Девушка не перевела. Ей было всего двадцать лет, но она не раз слышала о подобных историях. Когда развалилась большая страна, Запад стал помогать детям Востока. В девяностые годы огромное количество сверстников Франциска обрело новых родителей по всему континенту. О молодой независимой стране почти ничего не знали. Знали только, что рядом с ней была большая атомная электростанция и что однажды эта станция взорвалась, и значит — детям нужна помощь. Помогали не только сиротам, но и детям из обычных семей. Люди, которых даже спустя пятьдесят лет после окончания мировой войны называли главными врагами, основывали фонды, переводили гуманитарную помощь и приглашали ребят на оздоровительные каникулы. У Франциска никогда не было проблем со здоровьем, но в свое первое заграничное путешествие он отправился именно как пораженный радиацией ребенок.
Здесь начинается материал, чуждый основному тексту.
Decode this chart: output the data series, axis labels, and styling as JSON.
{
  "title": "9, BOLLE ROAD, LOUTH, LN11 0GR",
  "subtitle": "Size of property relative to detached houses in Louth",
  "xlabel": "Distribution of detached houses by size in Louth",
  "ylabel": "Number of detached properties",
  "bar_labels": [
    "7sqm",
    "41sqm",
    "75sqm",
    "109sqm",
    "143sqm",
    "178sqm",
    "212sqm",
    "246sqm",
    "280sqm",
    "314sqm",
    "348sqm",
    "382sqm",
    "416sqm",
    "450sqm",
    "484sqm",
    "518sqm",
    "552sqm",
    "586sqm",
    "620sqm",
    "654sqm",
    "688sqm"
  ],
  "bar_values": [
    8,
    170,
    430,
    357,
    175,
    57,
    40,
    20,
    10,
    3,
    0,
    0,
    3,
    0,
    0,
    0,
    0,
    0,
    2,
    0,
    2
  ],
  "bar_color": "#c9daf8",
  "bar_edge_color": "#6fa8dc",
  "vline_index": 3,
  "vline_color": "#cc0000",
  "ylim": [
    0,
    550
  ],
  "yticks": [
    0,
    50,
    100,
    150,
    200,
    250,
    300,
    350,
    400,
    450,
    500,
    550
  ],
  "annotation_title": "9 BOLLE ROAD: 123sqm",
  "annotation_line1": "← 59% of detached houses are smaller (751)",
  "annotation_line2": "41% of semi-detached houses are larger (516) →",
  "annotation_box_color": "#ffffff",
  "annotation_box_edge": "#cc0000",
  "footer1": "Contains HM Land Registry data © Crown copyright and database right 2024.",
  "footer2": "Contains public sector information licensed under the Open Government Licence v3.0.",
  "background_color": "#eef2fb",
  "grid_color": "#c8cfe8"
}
Это называлось «отдых в семьях». Вы открывали газету и читали объявление:
«Оздоровительный отдых в германтской семье. Три недели. 360 условных единиц».
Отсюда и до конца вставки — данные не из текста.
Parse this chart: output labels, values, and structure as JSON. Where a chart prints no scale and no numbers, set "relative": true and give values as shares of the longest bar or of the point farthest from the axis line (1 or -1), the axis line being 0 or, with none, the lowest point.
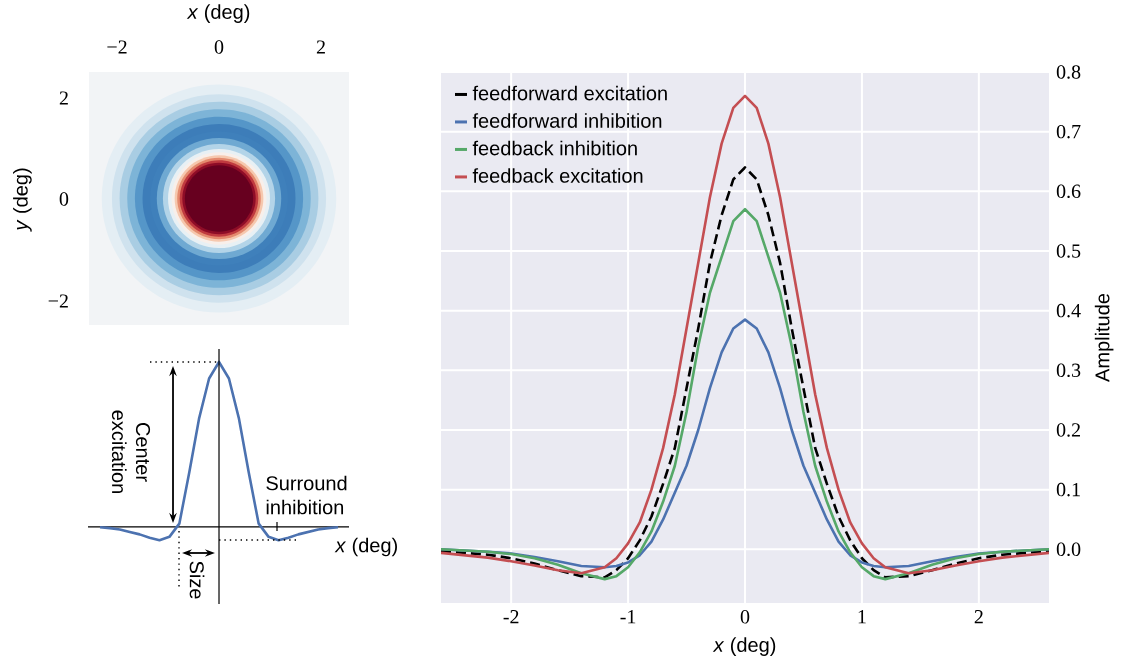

Искренне занимаясь благотворительностью, германты не подозревали, что оплачивая чужим детям даже перелеты, они открывают целую страницу в истории частного предпринимательства молодой восточной республики. Смышленые сограждане организовывали фонды и за символическую, как им казалось, плату отправляли детей на лечение. К германтам или кому-нибудь еще — не имело значения. Не имело значения также и то, отправлялись ли на лечение действительно нуждающиеся в оздоровлении дети или просто ребята из обеспеченных семей. Главное было заработать, сразу и как можно больше. Фантастическая рентабельность привлекала к оздоровительному бизнесу огромное количество мошенников. Едва ли не каждый день в газетах появлялись заметки с предложениями недорого и «хорошо» отправить ребенка на отдых:
«Детский отдых в семьях. Три недели. Автобус. 500 у. е.».
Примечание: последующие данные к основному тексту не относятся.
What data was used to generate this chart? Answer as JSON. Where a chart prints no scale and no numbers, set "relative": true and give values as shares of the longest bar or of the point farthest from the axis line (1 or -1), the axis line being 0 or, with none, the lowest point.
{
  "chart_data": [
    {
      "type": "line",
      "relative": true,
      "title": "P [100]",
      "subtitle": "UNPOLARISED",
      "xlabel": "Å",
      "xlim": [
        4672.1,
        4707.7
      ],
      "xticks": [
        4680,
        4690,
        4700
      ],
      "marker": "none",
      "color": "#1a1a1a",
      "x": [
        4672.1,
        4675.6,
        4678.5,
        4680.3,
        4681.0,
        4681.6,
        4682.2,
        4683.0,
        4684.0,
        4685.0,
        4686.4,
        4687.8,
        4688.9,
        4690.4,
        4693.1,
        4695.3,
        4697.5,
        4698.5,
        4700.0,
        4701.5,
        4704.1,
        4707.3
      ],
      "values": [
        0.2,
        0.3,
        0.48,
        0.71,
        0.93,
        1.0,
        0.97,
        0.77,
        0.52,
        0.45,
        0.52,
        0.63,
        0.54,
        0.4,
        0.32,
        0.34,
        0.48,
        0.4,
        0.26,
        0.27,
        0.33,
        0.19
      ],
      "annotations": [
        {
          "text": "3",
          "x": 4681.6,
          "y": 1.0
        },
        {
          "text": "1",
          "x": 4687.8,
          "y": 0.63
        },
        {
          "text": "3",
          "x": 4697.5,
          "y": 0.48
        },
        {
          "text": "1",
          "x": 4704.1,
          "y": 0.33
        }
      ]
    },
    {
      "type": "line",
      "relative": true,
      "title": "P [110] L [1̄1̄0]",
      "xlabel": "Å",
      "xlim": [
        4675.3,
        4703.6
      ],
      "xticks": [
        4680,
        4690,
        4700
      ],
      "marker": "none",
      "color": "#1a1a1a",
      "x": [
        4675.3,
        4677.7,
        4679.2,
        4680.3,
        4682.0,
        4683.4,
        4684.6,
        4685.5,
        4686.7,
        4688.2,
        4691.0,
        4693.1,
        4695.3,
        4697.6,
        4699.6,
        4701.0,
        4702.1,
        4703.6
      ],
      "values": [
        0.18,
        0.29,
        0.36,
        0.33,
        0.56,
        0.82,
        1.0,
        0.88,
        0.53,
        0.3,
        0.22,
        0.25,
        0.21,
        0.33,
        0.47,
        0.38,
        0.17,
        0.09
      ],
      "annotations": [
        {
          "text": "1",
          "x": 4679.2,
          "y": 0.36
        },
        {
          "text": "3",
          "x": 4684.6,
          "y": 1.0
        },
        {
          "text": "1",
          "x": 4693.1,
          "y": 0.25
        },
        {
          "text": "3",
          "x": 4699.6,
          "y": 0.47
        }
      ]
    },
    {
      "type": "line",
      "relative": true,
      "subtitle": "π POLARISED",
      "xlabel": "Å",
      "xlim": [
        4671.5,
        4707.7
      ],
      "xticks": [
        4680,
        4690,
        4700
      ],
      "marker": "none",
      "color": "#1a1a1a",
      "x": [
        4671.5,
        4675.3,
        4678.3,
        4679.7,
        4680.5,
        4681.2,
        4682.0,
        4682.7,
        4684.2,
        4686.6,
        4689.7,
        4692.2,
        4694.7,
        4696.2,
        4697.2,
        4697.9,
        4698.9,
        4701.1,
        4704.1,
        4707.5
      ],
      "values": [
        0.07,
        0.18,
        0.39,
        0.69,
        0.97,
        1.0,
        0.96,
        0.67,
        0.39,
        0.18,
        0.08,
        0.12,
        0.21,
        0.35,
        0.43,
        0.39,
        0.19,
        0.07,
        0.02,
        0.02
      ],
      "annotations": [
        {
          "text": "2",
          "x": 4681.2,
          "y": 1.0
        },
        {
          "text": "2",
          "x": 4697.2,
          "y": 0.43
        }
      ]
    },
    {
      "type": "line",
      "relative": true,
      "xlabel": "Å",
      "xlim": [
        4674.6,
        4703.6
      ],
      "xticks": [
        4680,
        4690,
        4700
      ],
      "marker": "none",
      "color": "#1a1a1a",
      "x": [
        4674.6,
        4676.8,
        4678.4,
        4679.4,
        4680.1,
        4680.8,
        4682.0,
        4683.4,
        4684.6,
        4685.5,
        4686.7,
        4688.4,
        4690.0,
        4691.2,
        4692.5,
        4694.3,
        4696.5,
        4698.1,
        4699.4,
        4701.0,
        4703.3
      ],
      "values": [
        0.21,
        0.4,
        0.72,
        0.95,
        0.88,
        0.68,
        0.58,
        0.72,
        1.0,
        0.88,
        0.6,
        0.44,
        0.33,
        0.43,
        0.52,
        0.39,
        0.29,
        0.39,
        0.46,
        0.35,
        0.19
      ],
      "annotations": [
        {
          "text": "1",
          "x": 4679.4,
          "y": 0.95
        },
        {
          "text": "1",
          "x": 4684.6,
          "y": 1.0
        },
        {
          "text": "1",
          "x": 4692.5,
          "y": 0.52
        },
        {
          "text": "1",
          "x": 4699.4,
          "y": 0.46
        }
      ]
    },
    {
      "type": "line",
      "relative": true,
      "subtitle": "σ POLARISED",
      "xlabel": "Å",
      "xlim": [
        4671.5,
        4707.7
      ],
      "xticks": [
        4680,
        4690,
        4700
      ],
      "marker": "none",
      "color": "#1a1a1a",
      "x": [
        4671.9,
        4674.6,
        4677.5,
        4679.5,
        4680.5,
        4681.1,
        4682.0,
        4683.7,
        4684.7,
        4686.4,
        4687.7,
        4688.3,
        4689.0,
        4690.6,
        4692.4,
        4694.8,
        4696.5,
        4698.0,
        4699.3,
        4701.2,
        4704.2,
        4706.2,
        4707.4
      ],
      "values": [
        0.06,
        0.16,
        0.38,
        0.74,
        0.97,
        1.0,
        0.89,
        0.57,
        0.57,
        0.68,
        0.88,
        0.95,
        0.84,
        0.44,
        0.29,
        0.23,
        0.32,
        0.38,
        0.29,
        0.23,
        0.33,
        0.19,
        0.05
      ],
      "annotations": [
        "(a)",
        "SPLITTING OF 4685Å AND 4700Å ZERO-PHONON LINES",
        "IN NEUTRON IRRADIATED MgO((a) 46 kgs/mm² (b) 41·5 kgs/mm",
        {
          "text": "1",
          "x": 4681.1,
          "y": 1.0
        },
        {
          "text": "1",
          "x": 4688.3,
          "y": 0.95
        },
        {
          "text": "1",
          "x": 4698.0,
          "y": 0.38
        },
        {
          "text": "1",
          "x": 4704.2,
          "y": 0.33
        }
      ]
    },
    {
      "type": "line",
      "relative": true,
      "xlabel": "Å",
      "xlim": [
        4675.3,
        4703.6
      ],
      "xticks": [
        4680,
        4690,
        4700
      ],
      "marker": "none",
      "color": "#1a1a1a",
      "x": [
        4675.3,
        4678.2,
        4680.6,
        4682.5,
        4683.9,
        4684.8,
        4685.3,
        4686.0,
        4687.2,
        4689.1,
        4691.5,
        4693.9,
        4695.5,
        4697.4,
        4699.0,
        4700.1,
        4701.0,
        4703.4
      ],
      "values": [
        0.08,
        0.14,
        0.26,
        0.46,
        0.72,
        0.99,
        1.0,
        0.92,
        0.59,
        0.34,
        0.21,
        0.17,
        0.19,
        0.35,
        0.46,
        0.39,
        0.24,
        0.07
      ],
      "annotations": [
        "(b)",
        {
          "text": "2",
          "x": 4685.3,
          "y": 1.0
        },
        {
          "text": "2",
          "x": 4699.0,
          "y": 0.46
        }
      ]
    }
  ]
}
Так, начиная с тысяча девятьсот девяноста третьего года, каждое лето Франциск проводил у германтов. Со временем, сам того не замечая, мальчик стал говорить: «Мои германские папа и мама». Бабушка очень ревновала к этим словам, но ни разу ни вслух, ни про себя не упрекнула внука. Себестоимость счастья. За радость любимого человека нужно платить, и часто не только наличными. Бабушка знала, что не только она, но и тысячи других родителей внезапно столкнулись с подобной проблемой. Втайне от дочери Эльвира Александровна созванивалась с семьями, которые так же посылали своих детей к германтам, и все они рассказывали одно и то же: «Да, с нашим все один в один. Называет их мамой и папой. Ждет звонка. Спрашивает, когда поедет вновь. Спрашивает, может ли остаться у них на весь год. Не хочет в школу, хочет туда. Говорит, здесь серо. Говорит, противно. А что поделаешь? Они ему новые бутсы подарили и куртку, а у нас на поездку все деньги ушли, но мы нашего не ругаем, мы-то все понимаем, а что он может понимать? Он же ребенок. Дети ценят по факту. Так что тут, Эльвира Александровна, ничего уж не поделаешь. Подарки и самые красивые впечатления дарят они, а не мы…»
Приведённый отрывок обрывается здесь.